In a few moments, SELinux users which have the \~arch KEYWORDS set
(either globally or for the SELinux utilities in particular) will notice
that the SELinux userspace will upgrade to version 2.4 (release
candidate 5 for now). This upgrade comes with a manual step that needs
to be performed after upgrade. The information is mentioned as
post-installation message of the policycoreutils
package, and
basically sais that you need to execute:
~# /usr/libexec/selinux/semanage_migrate_store
The reason is that the SELinux utilities expect the SELinux policy
module store (and the semanage related files) to be in
/var/lib/selinux
and no longer in /etc/selinux
. Note that this does
not mean that the SELinux policy itself is moved outside of that
location, nor is the basic configuration file (/etc/selinux/config
).
It is what tools such as semanage manage that is moved outside that
location.
I tried to automate the migration as part of the packages themselves,
but this would require the portage_t
domain to be able to move,
rebuild and load policies, which it can't (and to be honest, shouldn't).
Instead of augmenting the policy or making updates to the migration
script as delivered by the upstream project, we currently decided to
have the migration done manually. It is a one-time migration anyway.
If for some reason end users forget to do the migration, then that does not mean that the system breaks or becomes unusable. SELinux still works, SELinux aware applications still work; the only thing that will fail are updates on the SELinux configuration through tools like semanage or setsebool - the latter when you want to persist boolean changes.
~# semanage fcontext -l
ValueError: SELinux policy is not managed or store cannot be accessed.
~# setsebool -P allow_ptrace on
Cannot set persistent booleans without managed policy.
If you get those errors or warnings, all that is left to do is to do the migration.
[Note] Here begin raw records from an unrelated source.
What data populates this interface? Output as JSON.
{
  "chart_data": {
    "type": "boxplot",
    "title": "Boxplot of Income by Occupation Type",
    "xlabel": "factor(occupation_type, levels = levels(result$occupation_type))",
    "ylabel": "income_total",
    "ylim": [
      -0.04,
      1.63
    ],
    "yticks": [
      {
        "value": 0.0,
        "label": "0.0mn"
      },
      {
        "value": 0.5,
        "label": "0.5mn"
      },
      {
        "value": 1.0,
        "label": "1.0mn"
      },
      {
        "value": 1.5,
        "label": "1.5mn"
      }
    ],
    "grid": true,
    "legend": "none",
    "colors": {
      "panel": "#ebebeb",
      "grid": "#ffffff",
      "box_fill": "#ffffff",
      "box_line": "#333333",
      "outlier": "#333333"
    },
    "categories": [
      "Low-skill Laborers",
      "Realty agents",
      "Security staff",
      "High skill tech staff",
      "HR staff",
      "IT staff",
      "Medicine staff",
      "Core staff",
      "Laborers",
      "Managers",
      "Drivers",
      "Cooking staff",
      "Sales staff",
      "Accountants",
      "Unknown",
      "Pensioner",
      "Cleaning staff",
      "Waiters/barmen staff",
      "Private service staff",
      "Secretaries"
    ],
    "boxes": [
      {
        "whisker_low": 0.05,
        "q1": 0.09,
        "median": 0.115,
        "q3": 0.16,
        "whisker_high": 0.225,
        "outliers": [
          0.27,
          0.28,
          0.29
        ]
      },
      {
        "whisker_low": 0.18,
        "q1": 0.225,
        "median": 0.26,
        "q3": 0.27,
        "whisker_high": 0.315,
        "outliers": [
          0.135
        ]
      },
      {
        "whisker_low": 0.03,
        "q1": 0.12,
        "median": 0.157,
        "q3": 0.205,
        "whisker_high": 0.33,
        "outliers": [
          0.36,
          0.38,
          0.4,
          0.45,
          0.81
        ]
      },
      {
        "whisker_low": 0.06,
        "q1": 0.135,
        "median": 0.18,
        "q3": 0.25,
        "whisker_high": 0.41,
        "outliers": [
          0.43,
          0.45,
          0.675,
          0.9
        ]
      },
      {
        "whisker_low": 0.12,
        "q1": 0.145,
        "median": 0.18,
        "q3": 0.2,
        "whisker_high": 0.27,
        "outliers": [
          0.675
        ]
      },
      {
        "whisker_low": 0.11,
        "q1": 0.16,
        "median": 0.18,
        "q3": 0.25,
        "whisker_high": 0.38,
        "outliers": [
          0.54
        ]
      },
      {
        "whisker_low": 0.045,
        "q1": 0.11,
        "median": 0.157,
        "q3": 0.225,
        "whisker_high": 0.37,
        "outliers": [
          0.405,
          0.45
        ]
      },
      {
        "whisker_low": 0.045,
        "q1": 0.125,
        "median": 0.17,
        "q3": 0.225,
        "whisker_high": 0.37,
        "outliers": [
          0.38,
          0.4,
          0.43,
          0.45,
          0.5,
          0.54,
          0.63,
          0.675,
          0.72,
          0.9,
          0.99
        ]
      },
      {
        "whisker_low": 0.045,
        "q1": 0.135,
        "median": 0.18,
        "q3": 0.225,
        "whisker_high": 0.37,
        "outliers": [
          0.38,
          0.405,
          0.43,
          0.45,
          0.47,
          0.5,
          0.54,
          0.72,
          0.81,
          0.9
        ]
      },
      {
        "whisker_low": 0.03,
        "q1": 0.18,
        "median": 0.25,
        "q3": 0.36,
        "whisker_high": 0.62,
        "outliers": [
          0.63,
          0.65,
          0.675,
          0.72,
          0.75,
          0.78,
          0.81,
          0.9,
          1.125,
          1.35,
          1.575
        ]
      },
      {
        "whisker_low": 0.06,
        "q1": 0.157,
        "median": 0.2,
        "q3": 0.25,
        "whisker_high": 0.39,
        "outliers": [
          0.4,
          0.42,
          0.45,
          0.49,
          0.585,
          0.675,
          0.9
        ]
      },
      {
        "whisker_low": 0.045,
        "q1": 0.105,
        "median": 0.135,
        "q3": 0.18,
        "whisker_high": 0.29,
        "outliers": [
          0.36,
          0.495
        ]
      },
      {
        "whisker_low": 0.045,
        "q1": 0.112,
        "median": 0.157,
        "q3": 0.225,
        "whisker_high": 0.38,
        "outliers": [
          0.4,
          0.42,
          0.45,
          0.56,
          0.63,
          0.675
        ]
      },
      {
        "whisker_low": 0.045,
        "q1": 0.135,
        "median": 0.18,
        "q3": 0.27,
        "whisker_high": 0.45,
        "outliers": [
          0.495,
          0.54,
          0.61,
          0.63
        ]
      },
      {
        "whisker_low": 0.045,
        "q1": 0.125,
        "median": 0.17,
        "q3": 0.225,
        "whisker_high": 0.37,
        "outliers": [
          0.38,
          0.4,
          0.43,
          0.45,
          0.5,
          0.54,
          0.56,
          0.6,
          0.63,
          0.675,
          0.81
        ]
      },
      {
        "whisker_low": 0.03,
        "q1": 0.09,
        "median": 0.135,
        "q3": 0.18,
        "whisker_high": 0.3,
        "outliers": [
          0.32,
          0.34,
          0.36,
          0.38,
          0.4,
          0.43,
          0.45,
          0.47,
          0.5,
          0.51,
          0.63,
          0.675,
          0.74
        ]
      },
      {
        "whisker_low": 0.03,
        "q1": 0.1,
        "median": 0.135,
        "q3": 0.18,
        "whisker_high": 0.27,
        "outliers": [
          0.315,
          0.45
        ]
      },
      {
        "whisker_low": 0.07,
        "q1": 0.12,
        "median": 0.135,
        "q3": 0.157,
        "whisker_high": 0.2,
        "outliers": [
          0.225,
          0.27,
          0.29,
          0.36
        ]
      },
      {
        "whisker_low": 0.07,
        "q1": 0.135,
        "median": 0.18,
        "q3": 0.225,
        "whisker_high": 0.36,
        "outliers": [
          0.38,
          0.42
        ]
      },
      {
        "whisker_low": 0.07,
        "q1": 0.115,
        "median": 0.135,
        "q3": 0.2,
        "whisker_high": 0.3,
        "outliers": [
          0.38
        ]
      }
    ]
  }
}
Note in the following that there is a warning about 'else' blocks that are no longer supported: that's okay, as far as I know (and it was mentioned on the upstream mailinglist as well as not something to worry about) it does not have any impact.
~# /usr/libexec/selinux/semanage_migrate_store
Migrating from /etc/selinux/mcs/modules/active to /var/lib/selinux/mcs/active
Attempting to rebuild policy from /var/lib/selinux
sysnetwork: Warning: 'else' blocks in optional statements are unsupported in CIL. Dropping from output.
You can also add in -c
so that the old policy module store is cleaned
up. You can also rerun the command multiple times:
~# /usr/libexec/selinux/semanage_migrate_store -c
warning: Policy type mcs has already been migrated, but modules still exist in the old store. Skipping store.
Attempting to rebuild policy from /var/lib/selinux
You can manually clean up the old policy module store like so:
~# rm -rf /etc/selinux/mcs/modules
So... don't worry - the change is small and does not break stuff. And for those wondering about CIL I'll talk about it in one of my next posts.